Is dit eerder laag-bij-de-grondse oppervlakkigheid, of filosofisch epicurisme en scepticisme, of verdoken mystieke poëzie zoals bij soefi’s als Hafiz en Saadi?

Sommigen brengen ons naar hier, anderen leiden ons weg, / maar waarom dat schouwspel moet, dat zeggen ze nooit erbij. / Ach Heer! Geef me deze éne genade: het hart dat ik van U kreeg berg ik weer bij U.

De wereld is een schets die onze fantasie tekent in de lucht / deze authentieke waarheid wordt gezien met wijsheid’s ogen. / Daarom: blijf rustig, geboeid door de genade van de Meester, / ver van fantasieën en al hun leugens.

HIJ IS en niets dan Hem bestaat — dat weet ik. / Deze waarheid is wat het boek van de schepping toont. / Toen het hart leerde zien door zijn Licht, / veranderde goddeloze duisternis in gelovige gloed. 2

Tegen de eerste en tweede interpretatie voert men aan dat in zijn filosofische geschriften een vrij orthodox theïstisch geloof lijkt gehuldigd te worden en dat Khayyam ooit een pelgrimstocht naar Mekka maakte om zijn orthodox geloof te bewijzen (?). Het zou FitzGerald aangewreven worden dat hij het hedonistisch scepticisme al te zeer in de verf zette met zijn vertaling. Maar tegen de derde verklaring pleiten expliciete verzen van Khayyam zelf, net als het feit dat grote soefi’s zoals Shams van Tabriz of Attar niets moesten hebben van Khayyam.

Misschien is een vierde verklaring mogelijk: dat mensen na een lang proces van innerlijke groei en rijping dermate persoonlijk worden, dermate zelfstandig en origineel, dat zij geen expliciete religie en religieuze taal en beleving nodig hebben om een levensbeschouwing en levenswijze gestalte te geven die niettemin het beste van hedonisme, filosofie en religiositeit inéén vat? Misschien zijn er wel veel zo’n mensen. Het is mogelijk om enerzijds een dermate diep geloof/vertrouwen te hebben in een ultieme Werkelijkheid die je verder absoluut niet wil omschrijven (filosofisch scepticisme en agnosticisme) waardoor dit filosofische geloof soms overgaat in mystieke ervaring, terwijl je anderzijds ethisch hoogstaand kan leven en toch ook de geneugten van het leven — de wijn in de gedichten van Khayyam — kan belijden en genieten.

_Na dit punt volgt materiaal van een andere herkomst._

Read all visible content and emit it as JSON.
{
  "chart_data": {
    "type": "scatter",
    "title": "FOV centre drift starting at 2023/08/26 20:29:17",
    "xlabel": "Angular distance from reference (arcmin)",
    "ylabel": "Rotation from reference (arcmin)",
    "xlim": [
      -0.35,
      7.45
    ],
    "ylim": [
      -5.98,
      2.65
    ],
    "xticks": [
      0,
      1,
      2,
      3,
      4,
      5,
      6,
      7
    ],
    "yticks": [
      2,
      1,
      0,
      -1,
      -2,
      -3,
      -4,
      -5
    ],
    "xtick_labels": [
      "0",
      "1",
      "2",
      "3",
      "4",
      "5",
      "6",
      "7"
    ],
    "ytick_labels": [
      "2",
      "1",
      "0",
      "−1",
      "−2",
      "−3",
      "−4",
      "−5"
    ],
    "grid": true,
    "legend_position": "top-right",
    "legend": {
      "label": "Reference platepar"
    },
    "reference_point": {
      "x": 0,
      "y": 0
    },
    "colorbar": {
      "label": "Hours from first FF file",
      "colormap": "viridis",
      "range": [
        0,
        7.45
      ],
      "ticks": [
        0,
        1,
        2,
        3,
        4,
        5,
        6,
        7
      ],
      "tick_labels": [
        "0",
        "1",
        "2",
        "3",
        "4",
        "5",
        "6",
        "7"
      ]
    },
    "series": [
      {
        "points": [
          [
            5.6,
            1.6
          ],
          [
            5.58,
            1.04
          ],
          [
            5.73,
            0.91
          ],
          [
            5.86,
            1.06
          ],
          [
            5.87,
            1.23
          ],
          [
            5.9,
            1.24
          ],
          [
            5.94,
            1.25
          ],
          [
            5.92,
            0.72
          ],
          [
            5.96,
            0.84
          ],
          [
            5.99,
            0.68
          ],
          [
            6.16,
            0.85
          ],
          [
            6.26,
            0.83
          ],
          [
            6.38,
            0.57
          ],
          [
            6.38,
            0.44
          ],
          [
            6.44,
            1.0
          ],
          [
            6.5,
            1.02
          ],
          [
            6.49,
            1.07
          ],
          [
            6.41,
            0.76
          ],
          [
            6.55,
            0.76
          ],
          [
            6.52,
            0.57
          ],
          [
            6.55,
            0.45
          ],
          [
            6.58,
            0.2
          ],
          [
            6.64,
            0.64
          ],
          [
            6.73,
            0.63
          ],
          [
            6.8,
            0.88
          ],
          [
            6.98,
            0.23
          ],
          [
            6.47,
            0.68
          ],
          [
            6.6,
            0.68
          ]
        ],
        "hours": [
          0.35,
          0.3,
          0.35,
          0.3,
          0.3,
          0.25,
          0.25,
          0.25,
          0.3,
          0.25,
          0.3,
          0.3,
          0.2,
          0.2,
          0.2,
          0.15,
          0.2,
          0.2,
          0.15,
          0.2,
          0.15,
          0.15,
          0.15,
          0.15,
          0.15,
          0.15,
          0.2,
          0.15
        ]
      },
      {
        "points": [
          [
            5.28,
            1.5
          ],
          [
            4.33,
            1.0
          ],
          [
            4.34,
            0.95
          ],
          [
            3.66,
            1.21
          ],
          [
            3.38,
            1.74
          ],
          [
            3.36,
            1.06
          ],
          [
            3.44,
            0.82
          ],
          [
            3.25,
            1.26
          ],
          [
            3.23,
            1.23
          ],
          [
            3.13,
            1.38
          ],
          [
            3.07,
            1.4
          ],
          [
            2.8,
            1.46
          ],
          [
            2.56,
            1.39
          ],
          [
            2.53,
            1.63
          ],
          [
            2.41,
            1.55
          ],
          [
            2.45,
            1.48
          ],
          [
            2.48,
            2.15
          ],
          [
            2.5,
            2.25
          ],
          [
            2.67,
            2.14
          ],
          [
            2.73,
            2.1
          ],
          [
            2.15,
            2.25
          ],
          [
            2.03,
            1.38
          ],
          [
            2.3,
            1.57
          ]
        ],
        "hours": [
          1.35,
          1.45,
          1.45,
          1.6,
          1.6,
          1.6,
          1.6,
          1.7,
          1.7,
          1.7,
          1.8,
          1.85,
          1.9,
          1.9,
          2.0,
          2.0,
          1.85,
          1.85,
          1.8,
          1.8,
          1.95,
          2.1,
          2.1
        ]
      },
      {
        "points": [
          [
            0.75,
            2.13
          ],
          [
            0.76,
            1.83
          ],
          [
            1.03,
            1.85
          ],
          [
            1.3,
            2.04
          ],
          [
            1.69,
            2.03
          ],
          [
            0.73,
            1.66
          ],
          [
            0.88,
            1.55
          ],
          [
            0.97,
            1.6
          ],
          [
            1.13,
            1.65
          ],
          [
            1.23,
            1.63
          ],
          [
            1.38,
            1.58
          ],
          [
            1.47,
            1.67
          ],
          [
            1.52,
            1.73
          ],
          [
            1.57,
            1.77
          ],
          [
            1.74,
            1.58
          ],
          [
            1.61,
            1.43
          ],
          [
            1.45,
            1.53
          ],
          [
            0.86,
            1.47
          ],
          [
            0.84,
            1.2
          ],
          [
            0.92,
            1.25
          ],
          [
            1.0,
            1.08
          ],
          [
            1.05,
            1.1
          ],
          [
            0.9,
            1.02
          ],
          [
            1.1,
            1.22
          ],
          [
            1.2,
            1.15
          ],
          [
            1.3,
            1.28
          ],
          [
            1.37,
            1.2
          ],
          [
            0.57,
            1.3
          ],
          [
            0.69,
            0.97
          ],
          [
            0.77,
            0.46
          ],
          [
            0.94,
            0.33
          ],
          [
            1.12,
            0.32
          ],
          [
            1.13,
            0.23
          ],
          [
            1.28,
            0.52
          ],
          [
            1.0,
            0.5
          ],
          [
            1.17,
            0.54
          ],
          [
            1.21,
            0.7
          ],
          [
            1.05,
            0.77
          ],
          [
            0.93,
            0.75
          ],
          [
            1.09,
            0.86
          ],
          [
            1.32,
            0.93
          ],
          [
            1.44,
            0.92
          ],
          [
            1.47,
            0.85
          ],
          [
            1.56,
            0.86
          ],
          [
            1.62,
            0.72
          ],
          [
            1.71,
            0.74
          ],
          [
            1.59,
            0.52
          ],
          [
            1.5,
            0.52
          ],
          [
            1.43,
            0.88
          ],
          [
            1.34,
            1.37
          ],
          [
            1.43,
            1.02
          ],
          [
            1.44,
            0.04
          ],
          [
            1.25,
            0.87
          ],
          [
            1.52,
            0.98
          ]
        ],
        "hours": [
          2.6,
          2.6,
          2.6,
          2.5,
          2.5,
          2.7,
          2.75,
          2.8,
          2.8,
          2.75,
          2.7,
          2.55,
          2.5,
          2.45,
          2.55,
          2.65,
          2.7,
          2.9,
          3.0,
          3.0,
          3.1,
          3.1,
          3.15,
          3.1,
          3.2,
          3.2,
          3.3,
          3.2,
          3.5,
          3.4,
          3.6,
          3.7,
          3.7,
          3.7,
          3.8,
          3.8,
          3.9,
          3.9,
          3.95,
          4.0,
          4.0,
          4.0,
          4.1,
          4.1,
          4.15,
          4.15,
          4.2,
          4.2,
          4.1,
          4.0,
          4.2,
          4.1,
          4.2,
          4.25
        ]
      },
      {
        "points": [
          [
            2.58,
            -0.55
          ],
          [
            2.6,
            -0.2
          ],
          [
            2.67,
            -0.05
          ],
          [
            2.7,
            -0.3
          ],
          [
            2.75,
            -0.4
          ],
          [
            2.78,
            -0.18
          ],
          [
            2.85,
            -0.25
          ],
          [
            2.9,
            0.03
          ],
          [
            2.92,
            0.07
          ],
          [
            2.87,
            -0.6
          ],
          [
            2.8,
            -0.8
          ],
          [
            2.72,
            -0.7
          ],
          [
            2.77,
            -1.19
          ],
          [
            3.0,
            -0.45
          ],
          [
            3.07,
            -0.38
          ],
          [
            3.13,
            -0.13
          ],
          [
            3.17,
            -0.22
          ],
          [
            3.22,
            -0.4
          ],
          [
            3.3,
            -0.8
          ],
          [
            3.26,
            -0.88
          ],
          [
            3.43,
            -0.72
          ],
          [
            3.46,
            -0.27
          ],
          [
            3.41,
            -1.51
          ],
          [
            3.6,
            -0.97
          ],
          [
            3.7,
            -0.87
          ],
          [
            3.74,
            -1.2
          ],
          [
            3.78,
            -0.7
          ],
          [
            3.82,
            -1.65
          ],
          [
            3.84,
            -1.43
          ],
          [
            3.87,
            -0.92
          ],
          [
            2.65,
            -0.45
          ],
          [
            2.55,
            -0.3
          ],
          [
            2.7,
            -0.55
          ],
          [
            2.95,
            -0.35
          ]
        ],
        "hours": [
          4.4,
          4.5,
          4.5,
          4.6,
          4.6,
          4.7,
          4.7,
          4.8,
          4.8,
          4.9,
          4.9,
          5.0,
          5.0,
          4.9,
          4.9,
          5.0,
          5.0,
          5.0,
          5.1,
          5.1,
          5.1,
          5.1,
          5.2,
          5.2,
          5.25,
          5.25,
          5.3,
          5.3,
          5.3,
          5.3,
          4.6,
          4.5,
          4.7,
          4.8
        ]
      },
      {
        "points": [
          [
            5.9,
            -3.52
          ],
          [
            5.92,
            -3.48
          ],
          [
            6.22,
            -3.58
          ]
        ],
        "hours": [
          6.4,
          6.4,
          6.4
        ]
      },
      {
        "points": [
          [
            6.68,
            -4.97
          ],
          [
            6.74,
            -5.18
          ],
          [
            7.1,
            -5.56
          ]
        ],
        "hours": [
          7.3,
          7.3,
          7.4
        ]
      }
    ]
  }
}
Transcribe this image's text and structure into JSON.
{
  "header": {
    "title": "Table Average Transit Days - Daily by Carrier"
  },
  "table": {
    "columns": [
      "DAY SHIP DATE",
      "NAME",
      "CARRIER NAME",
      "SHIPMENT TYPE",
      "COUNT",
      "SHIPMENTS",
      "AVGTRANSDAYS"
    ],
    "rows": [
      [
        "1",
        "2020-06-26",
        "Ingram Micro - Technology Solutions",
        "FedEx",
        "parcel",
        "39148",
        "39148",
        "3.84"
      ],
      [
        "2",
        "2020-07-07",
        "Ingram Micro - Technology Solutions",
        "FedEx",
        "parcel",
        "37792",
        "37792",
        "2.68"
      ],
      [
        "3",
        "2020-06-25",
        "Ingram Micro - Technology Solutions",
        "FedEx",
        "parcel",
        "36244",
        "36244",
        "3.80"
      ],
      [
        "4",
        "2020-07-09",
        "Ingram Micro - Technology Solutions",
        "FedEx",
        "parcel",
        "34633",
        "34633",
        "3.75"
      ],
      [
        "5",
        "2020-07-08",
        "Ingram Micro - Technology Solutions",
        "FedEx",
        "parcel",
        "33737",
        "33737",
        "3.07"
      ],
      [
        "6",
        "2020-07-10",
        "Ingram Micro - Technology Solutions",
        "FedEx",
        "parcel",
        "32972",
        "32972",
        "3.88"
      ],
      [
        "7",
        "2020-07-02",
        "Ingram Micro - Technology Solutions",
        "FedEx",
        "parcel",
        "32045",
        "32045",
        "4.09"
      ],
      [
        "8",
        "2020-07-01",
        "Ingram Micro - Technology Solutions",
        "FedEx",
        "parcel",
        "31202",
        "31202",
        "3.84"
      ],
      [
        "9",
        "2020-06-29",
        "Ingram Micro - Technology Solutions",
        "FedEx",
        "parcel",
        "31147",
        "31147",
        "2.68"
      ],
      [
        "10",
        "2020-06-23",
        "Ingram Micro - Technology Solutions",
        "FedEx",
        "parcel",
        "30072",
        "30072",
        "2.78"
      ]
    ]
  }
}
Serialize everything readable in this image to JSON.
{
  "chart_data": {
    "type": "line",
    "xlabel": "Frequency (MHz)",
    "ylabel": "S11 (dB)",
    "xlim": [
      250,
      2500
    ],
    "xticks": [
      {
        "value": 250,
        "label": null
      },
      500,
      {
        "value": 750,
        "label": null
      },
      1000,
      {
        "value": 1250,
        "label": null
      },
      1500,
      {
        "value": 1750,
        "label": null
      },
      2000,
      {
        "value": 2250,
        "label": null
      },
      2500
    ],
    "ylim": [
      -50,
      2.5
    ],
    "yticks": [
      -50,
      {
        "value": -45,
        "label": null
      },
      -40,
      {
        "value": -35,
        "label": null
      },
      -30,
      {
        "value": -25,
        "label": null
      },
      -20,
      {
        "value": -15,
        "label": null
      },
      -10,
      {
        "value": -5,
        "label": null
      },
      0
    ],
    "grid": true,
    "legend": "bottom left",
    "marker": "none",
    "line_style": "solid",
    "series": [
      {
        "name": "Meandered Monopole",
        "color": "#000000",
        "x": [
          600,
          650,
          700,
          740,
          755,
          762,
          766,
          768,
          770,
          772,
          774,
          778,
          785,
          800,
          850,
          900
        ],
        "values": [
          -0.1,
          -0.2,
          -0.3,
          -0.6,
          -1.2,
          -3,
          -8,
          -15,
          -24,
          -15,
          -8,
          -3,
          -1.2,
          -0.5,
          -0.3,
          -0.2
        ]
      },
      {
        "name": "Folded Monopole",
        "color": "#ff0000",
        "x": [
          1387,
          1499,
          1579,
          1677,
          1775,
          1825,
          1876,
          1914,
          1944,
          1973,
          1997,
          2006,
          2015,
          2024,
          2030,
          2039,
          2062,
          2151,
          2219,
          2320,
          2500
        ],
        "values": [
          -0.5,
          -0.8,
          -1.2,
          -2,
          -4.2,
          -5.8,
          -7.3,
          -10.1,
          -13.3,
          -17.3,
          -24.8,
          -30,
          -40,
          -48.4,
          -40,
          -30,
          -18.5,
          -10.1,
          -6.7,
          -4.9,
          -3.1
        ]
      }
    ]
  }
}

Als voorbeeld van deze complexe (en eenvoudige) instelling kozen we hierboven enkele kwatrijnen waarin de drinkebroer, de filosoof en de mysticus aan het woord komen.

Deze laatste twee kwatrijnen dan om de religie van de liefde te onderschrijven. Religie die niet religie-van-de-liefde is… ‘hol geluid’:

Zonder Liefde en Gids zijn de wereld een rusteloze ronde, / maar als het hart instemt met de fluit wordt Deze gevonden. / Ik onderzocht de wereld rondom mij en vond ten lange laatste / dat die zaligheid de waarheid is, en de rest hol geluid.

Het compendium van het boek van de Waarheid is Liefde, / het leidmotief van de ode van de Jeugd is Liefde; / o domme mens, zo blind voor de wereld van de Liefde! / Hou dit voor de geest: de kern van het leven is liefde. 3


1,2,3 Mehdi Aminrazavi, The Wine of Wisdom, the Life and Poetry of Omar Khayyam, Oneworld, Oxford, 2005, pp. 90, 105, 109, 118, 133.